The heathen, to express his concept of God, makes many idols, for no one idol can compass all that he considers God to be. If that is so, how much more is God beyond all our thoughts of Him! This comprehensiveness of His person is conveyed in the plural noun Elohim. The foundational fact established by the Old Testament is that ‘The Lord our God is one Lord’, but within the one essential Godhead there are three Persons, God is a tri-unity, and this is indicated in the very opening words of Holy Scripture.
The singular of Elohim is El.
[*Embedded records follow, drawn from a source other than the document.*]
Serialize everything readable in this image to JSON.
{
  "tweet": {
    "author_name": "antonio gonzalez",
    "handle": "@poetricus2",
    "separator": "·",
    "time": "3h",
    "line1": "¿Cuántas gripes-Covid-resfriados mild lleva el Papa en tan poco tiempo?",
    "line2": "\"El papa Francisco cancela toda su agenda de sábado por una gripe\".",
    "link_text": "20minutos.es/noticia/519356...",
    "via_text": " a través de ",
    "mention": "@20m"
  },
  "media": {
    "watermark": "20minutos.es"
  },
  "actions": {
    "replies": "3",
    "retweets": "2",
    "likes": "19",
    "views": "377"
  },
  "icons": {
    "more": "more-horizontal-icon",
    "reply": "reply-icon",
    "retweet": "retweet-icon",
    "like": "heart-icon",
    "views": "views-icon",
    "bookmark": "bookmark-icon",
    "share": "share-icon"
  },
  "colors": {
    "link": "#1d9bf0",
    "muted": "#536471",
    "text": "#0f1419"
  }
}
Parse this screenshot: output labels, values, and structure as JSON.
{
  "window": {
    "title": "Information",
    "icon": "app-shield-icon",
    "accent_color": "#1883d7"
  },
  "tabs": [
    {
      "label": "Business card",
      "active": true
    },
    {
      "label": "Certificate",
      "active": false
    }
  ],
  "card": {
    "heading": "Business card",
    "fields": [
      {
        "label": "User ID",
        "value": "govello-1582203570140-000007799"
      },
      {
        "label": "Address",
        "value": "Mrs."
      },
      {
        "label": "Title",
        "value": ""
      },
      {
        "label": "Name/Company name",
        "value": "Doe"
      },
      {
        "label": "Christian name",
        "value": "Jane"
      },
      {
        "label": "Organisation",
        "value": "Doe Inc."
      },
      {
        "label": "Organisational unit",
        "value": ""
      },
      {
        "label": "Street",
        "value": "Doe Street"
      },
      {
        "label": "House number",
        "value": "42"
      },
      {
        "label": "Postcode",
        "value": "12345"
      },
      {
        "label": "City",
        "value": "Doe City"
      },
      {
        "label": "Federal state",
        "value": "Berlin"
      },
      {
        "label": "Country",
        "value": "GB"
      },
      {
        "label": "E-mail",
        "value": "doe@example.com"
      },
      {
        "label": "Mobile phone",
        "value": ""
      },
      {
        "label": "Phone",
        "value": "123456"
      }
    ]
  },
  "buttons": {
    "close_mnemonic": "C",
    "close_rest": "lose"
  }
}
It is often used and means ‘The Mighty One’. ‘Now therefore our God (Elohim) the great, the mighty and the terrible God (El)’, Neh. 9. 32; also ‘The heavens declare the glory of God (El)’, Ps. 19. 1. The thought that underlies both forms of the word is ‘God is Almighty’, able to do precisely and fully according to His will. ‘God said, Let there be light and there was light’; ‘He spoke and it was done’. That is the first and fundamental thing about God that He would have us to know. Therein rests our confidence and our assurance – to know that God is the rock and refuge in whom we can hide. He is the Almighty, the Lord God, unchanging and unchangeable, to whom we may turn and find in Him a very present help in time of need.
We find the highest expression of our beings in lifting up our hearts and voices to Him in praise and adoration.